Optically induced magnetic inertia and magnons from non-Markovian extension of the Landau-Lifshitz-Gilbert equation
Felipe Reyes-Osorio, Branislav K. Nikolic
TL;DR
The paper addresses the limitations of phenomenological LLG descriptions for optically driven magnets by deriving a first-principles, non-Markovian extension of the LLG equation using Schwinger-Keldysh field theory (SKFT). By modeling itinerant electrons driven by light and integrating them out to obtain an effective spin action, the authors obtain a nonlocal memory kernel $\eta_{nn'}(t,t')$ and a light-induced field $\mathbf{B}^e_n$ that govern spin dynamics via a generalized equation for $\mathbf{S}_n(t)$. In the weak-light limit, this kernel yields an inertial term with time-dependent, spatially nonlocal prefactors ($\lambda_{nn'}(t)$ and $I_{nn'}(t)$), predicting optically induced magnetic inertia and the excitation of coherent magnons whose frequencies scale with the light frequency $\omega_L$ (e.g., peaks at $\omega^{(1)}_\pm = \omega_L \pm 0.23/\eta_1$ and $\omega^{(3)}_\pm = 3\omega_L \pm 0.23/\eta_1$). The memory kernel exhibits fractal structure in the $t$-$t'$ plane under strong fs-laser pumping, enabling sharp, optically controllable magnon modes and a band of incoherent magnons due to nutation; these insights provide a principled route to modeling optical magnetization switching and magnon generation in driven magnets.

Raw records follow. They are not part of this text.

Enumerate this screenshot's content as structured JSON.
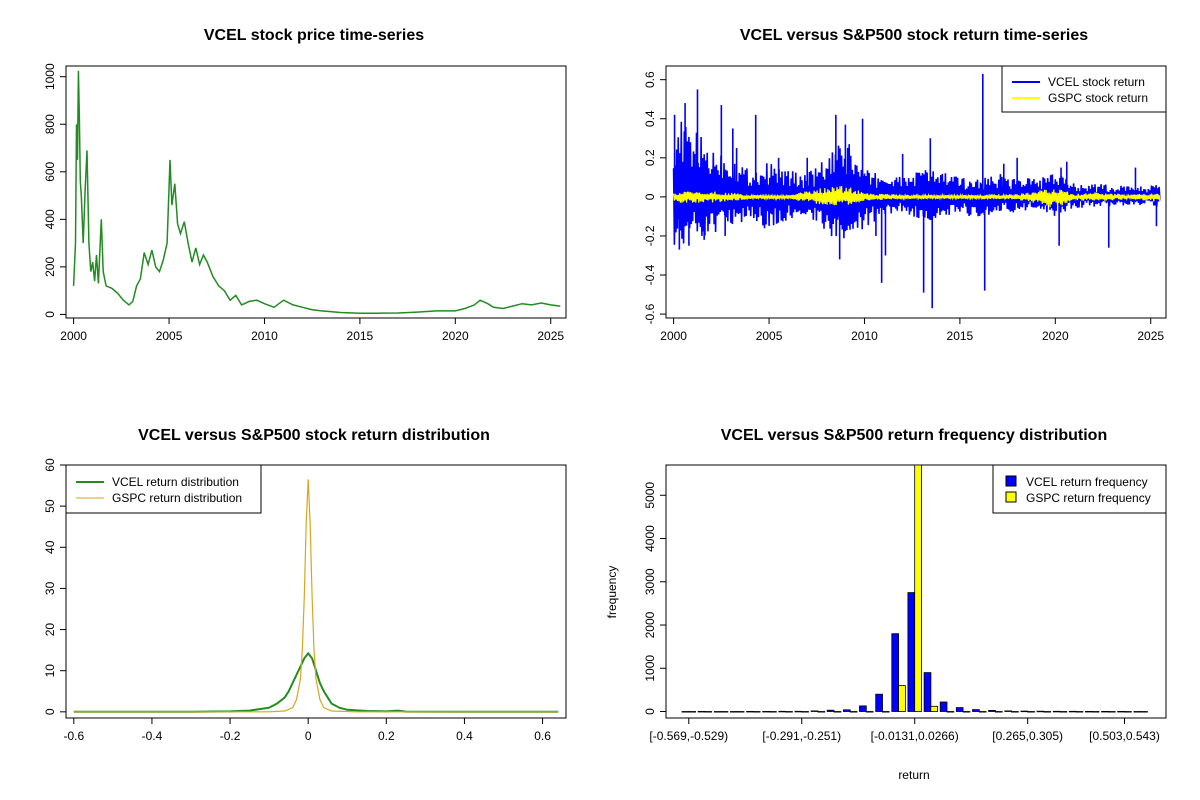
{
  "colors": {
    "vcel_price": "#228b22",
    "vcel_return": "#0000ff",
    "gspc_return": "#ffff00",
    "vcel_density": "#228b22",
    "gspc_density": "#daa520",
    "hist_vcel": "#0000ff",
    "hist_gspc": "#ffff00"
  },
  "chart_data": [
    {
      "id": "price",
      "type": "line",
      "title": "VCEL stock price time-series",
      "xlabel": "",
      "ylabel": "",
      "xlim": [
        1999.6,
        2025.8
      ],
      "ylim": [
        -15,
        1045
      ],
      "xticks": [
        2000,
        2005,
        2010,
        2015,
        2020,
        2025
      ],
      "yticks": [
        0,
        200,
        400,
        600,
        800,
        1000
      ],
      "series": [
        {
          "color_key": "vcel_price",
          "points": [
            [
              2000.0,
              120
            ],
            [
              2000.1,
              300
            ],
            [
              2000.15,
              800
            ],
            [
              2000.2,
              650
            ],
            [
              2000.25,
              1025
            ],
            [
              2000.3,
              820
            ],
            [
              2000.35,
              560
            ],
            [
              2000.4,
              500
            ],
            [
              2000.5,
              300
            ],
            [
              2000.6,
              520
            ],
            [
              2000.7,
              690
            ],
            [
              2000.8,
              300
            ],
            [
              2000.9,
              180
            ],
            [
              2001.0,
              220
            ],
            [
              2001.1,
              140
            ],
            [
              2001.2,
              250
            ],
            [
              2001.3,
              130
            ],
            [
              2001.45,
              400
            ],
            [
              2001.55,
              180
            ],
            [
              2001.7,
              120
            ],
            [
              2002.0,
              110
            ],
            [
              2002.3,
              90
            ],
            [
              2002.6,
              60
            ],
            [
              2002.9,
              40
            ],
            [
              2003.1,
              55
            ],
            [
              2003.3,
              120
            ],
            [
              2003.5,
              150
            ],
            [
              2003.7,
              260
            ],
            [
              2003.9,
              210
            ],
            [
              2004.1,
              270
            ],
            [
              2004.3,
              200
            ],
            [
              2004.5,
              180
            ],
            [
              2004.7,
              230
            ],
            [
              2004.9,
              300
            ],
            [
              2005.05,
              650
            ],
            [
              2005.15,
              460
            ],
            [
              2005.3,
              550
            ],
            [
              2005.45,
              380
            ],
            [
              2005.6,
              340
            ],
            [
              2005.8,
              390
            ],
            [
              2006.0,
              300
            ],
            [
              2006.2,
              220
            ],
            [
              2006.4,
              280
            ],
            [
              2006.6,
              210
            ],
            [
              2006.8,
              250
            ],
            [
              2007.0,
              220
            ],
            [
              2007.3,
              160
            ],
            [
              2007.6,
              120
            ],
            [
              2007.9,
              100
            ],
            [
              2008.2,
              60
            ],
            [
              2008.5,
              80
            ],
            [
              2008.8,
              40
            ],
            [
              2009.2,
              55
            ],
            [
              2009.6,
              60
            ],
            [
              2010.0,
              45
            ],
            [
              2010.5,
              30
            ],
            [
              2011.0,
              60
            ],
            [
              2011.5,
              40
            ],
            [
              2012.0,
              30
            ],
            [
              2012.5,
              20
            ],
            [
              2013.0,
              15
            ],
            [
              2014.0,
              8
            ],
            [
              2015.0,
              5
            ],
            [
              2016.0,
              5
            ],
            [
              2017.0,
              6
            ],
            [
              2018.0,
              10
            ],
            [
              2019.0,
              15
            ],
            [
              2020.0,
              15
            ],
            [
              2020.5,
              25
            ],
            [
              2021.0,
              40
            ],
            [
              2021.3,
              60
            ],
            [
              2021.7,
              45
            ],
            [
              2022.0,
              30
            ],
            [
              2022.5,
              25
            ],
            [
              2023.0,
              35
            ],
            [
              2023.5,
              45
            ],
            [
              2024.0,
              40
            ],
            [
              2024.5,
              48
            ],
            [
              2025.0,
              40
            ],
            [
              2025.5,
              35
            ]
          ]
        }
      ]
    },
    {
      "id": "returns",
      "type": "line",
      "title": "VCEL versus S&P500 stock return time-series",
      "xlabel": "",
      "ylabel": "",
      "xlim": [
        1999.6,
        2025.8
      ],
      "ylim": [
        -0.62,
        0.67
      ],
      "xticks": [
        2000,
        2005,
        2010,
        2015,
        2020,
        2025
      ],
      "yticks": [
        -0.6,
        -0.4,
        -0.2,
        0.0,
        0.2,
        0.4,
        0.6
      ],
      "legend": {
        "position": "top-right",
        "entries": [
          "VCEL stock return",
          "GSPC stock return"
        ]
      },
      "series": [
        {
          "name": "VCEL stock return",
          "color_key": "vcel_return",
          "band": [
            [
              2000,
              0.42,
              -0.26
            ],
            [
              2001,
              0.35,
              -0.22
            ],
            [
              2002,
              0.26,
              -0.2
            ],
            [
              2003,
              0.22,
              -0.18
            ],
            [
              2004,
              0.14,
              -0.1
            ],
            [
              2005,
              0.18,
              -0.18
            ],
            [
              2006,
              0.14,
              -0.12
            ],
            [
              2007,
              0.12,
              -0.1
            ],
            [
              2008,
              0.2,
              -0.2
            ],
            [
              2009,
              0.3,
              -0.26
            ],
            [
              2010,
              0.14,
              -0.16
            ],
            [
              2011,
              0.12,
              -0.1
            ],
            [
              2012,
              0.1,
              -0.08
            ],
            [
              2013,
              0.15,
              -0.12
            ],
            [
              2014,
              0.14,
              -0.12
            ],
            [
              2015,
              0.1,
              -0.08
            ],
            [
              2016,
              0.1,
              -0.12
            ],
            [
              2017,
              0.12,
              -0.08
            ],
            [
              2018,
              0.1,
              -0.08
            ],
            [
              2019,
              0.1,
              -0.06
            ],
            [
              2020,
              0.12,
              -0.1
            ],
            [
              2021,
              0.08,
              -0.06
            ],
            [
              2022,
              0.07,
              -0.05
            ],
            [
              2023,
              0.06,
              -0.05
            ],
            [
              2024,
              0.06,
              -0.04
            ],
            [
              2025,
              0.06,
              -0.05
            ]
          ],
          "spikes": [
            [
              2000.05,
              0.42
            ],
            [
              2000.3,
              -0.27
            ],
            [
              2000.6,
              0.48
            ],
            [
              2000.8,
              -0.25
            ],
            [
              2001.1,
              0.22
            ],
            [
              2001.25,
              0.55
            ],
            [
              2001.6,
              -0.22
            ],
            [
              2002.5,
              0.47
            ],
            [
              2002.7,
              -0.2
            ],
            [
              2003.1,
              0.35
            ],
            [
              2003.3,
              0.25
            ],
            [
              2004.3,
              0.42
            ],
            [
              2005.5,
              0.2
            ],
            [
              2007.0,
              0.2
            ],
            [
              2008.5,
              0.42
            ],
            [
              2008.7,
              -0.32
            ],
            [
              2009.0,
              0.37
            ],
            [
              2009.2,
              0.27
            ],
            [
              2009.9,
              0.4
            ],
            [
              2010.6,
              -0.2
            ],
            [
              2010.9,
              -0.44
            ],
            [
              2011.1,
              -0.3
            ],
            [
              2012.0,
              0.22
            ],
            [
              2013.1,
              -0.49
            ],
            [
              2013.45,
              0.3
            ],
            [
              2013.55,
              -0.57
            ],
            [
              2016.2,
              0.63
            ],
            [
              2016.3,
              -0.48
            ],
            [
              2017.3,
              0.17
            ],
            [
              2018.0,
              0.2
            ],
            [
              2020.2,
              -0.25
            ],
            [
              2020.3,
              0.15
            ],
            [
              2020.6,
              0.18
            ],
            [
              2022.8,
              -0.26
            ],
            [
              2024.2,
              0.15
            ],
            [
              2025.3,
              -0.15
            ]
          ]
        },
        {
          "name": "GSPC stock return",
          "color_key": "gspc_return",
          "band": [
            [
              2000,
              0.025,
              -0.03
            ],
            [
              2002,
              0.03,
              -0.03
            ],
            [
              2004,
              0.012,
              -0.012
            ],
            [
              2006,
              0.01,
              -0.01
            ],
            [
              2008,
              0.05,
              -0.05
            ],
            [
              2009,
              0.06,
              -0.05
            ],
            [
              2010,
              0.02,
              -0.02
            ],
            [
              2012,
              0.012,
              -0.012
            ],
            [
              2014,
              0.01,
              -0.01
            ],
            [
              2016,
              0.012,
              -0.012
            ],
            [
              2018,
              0.015,
              -0.015
            ],
            [
              2020,
              0.05,
              -0.06
            ],
            [
              2021,
              0.015,
              -0.015
            ],
            [
              2022,
              0.025,
              -0.025
            ],
            [
              2024,
              0.012,
              -0.012
            ],
            [
              2025,
              0.02,
              -0.025
            ]
          ]
        }
      ]
    },
    {
      "id": "density",
      "type": "line",
      "title": "VCEL versus S&P500 stock return distribution",
      "xlabel": "",
      "ylabel": "",
      "xlim": [
        -0.62,
        0.66
      ],
      "ylim": [
        -1.5,
        60
      ],
      "xticks": [
        -0.6,
        -0.4,
        -0.2,
        0.0,
        0.2,
        0.4,
        0.6
      ],
      "yticks": [
        0,
        10,
        20,
        30,
        40,
        50,
        60
      ],
      "legend": {
        "position": "top-left",
        "entries": [
          "VCEL return distribution",
          "GSPC return distribution"
        ]
      },
      "series": [
        {
          "name": "VCEL return distribution",
          "color_key": "vcel_density",
          "points": [
            [
              -0.6,
              0
            ],
            [
              -0.3,
              0
            ],
            [
              -0.2,
              0.1
            ],
            [
              -0.15,
              0.3
            ],
            [
              -0.1,
              1
            ],
            [
              -0.08,
              2
            ],
            [
              -0.06,
              3.5
            ],
            [
              -0.05,
              5
            ],
            [
              -0.04,
              7
            ],
            [
              -0.03,
              9
            ],
            [
              -0.02,
              11
            ],
            [
              -0.01,
              13
            ],
            [
              0.0,
              14.2
            ],
            [
              0.01,
              13
            ],
            [
              0.02,
              10
            ],
            [
              0.03,
              7
            ],
            [
              0.04,
              5
            ],
            [
              0.05,
              3.5
            ],
            [
              0.06,
              2
            ],
            [
              0.08,
              1
            ],
            [
              0.1,
              0.5
            ],
            [
              0.15,
              0.2
            ],
            [
              0.2,
              0.1
            ],
            [
              0.23,
              0.3
            ],
            [
              0.25,
              0.05
            ],
            [
              0.4,
              0.02
            ],
            [
              0.64,
              0
            ]
          ]
        },
        {
          "name": "GSPC return distribution",
          "color_key": "gspc_density",
          "points": [
            [
              -0.6,
              0
            ],
            [
              -0.1,
              0
            ],
            [
              -0.06,
              0.2
            ],
            [
              -0.04,
              1
            ],
            [
              -0.03,
              3
            ],
            [
              -0.02,
              8
            ],
            [
              -0.015,
              15
            ],
            [
              -0.01,
              28
            ],
            [
              -0.005,
              46
            ],
            [
              0.0,
              56.5
            ],
            [
              0.005,
              46
            ],
            [
              0.01,
              28
            ],
            [
              0.015,
              15
            ],
            [
              0.02,
              8
            ],
            [
              0.03,
              3
            ],
            [
              0.04,
              1
            ],
            [
              0.06,
              0.2
            ],
            [
              0.12,
              0
            ],
            [
              0.64,
              0
            ]
          ]
        }
      ]
    },
    {
      "id": "histogram",
      "type": "bar",
      "title": "VCEL versus S&P500 return frequency distribution",
      "xlabel": "return",
      "ylabel": "frequency",
      "ylim": [
        -150,
        5700
      ],
      "yticks": [
        0,
        1000,
        2000,
        3000,
        4000,
        5000
      ],
      "tick_labels": [
        "[-0.569,-0.529)",
        "[-0.291,-0.251)",
        "[-0.0131,0.0266)",
        "[0.265,0.305)",
        "[0.503,0.543)"
      ],
      "tick_label_bins": [
        0,
        7,
        14,
        21,
        27
      ],
      "bins": 29,
      "legend": {
        "position": "top-right",
        "entries": [
          "VCEL return frequency",
          "GSPC return frequency"
        ]
      },
      "series": [
        {
          "name": "VCEL return frequency",
          "color_key": "hist_vcel",
          "values": [
            1,
            2,
            1,
            1,
            2,
            3,
            4,
            5,
            15,
            30,
            40,
            130,
            400,
            1800,
            2750,
            900,
            220,
            90,
            45,
            25,
            15,
            10,
            8,
            6,
            4,
            3,
            2,
            2,
            1
          ]
        },
        {
          "name": "GSPC return frequency",
          "color_key": "hist_gspc",
          "values": [
            0,
            0,
            0,
            0,
            0,
            0,
            0,
            0,
            0,
            0,
            0,
            0,
            0,
            600,
            5800,
            120,
            0,
            0,
            0,
            0,
            0,
            0,
            0,
            0,
            0,
            0,
            0,
            0,
            0
          ]
        }
      ]
    }
  ]
}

The framework promises improved simulation tools for magnonics and quantum information applications, while highlighting limitations for gapped-band systems where direct light-spin coupling is less effective.
Abstract
The Landau-Lisfhitz-Gilbert (LLG) equation has been the cornerstone of modeling the dynamics of localized spins, viewed as classical vectors of fixed length, within nonequilibrium magnets. When light is employed as the nonequilibrium drive, the LLG equation must be supplemented with additional terms that are usually conjectured using phenomenological arguments for direct opto-magnetic coupling between localized spins and (real or effective) magnetic field of light. However, direct coupling of magnetic field to spins is 1/c smaller than coupling of light and electrons; or both magnetic and electric fields are too fast for slow classical spins to be able to follow them. Here, we displace the need for phenomenological arguments by rigorously deriving an extended LLG equation via Schwinger-Keldysh field theory (SKFT). Within such a theory, light interacts with itinerant electrons, and then spin current carried by them exerts spin-transfer torque onto localized spins, so that when photoexcited electrons are integrated out we arrive at a spin-only equation. Unlike the standard phenomenological LLG equation with local-in-time Gilbert damping, our extended one contains a non-Markovian memory kernel whose plot within the plane of its two times variables exhibits fractal properties. By applying SKFT-derived extended LLG equation, as our central result, to a light-driven ferromagnet as an example, we predict an optically induced magnetic inertia term. Its magnitude is governed by spatially nonlocal and time-dependent prefactor, leading to excitation of coherent magnons at sharp frequencies in and outside of the band of incoherent (or thermal) magnons.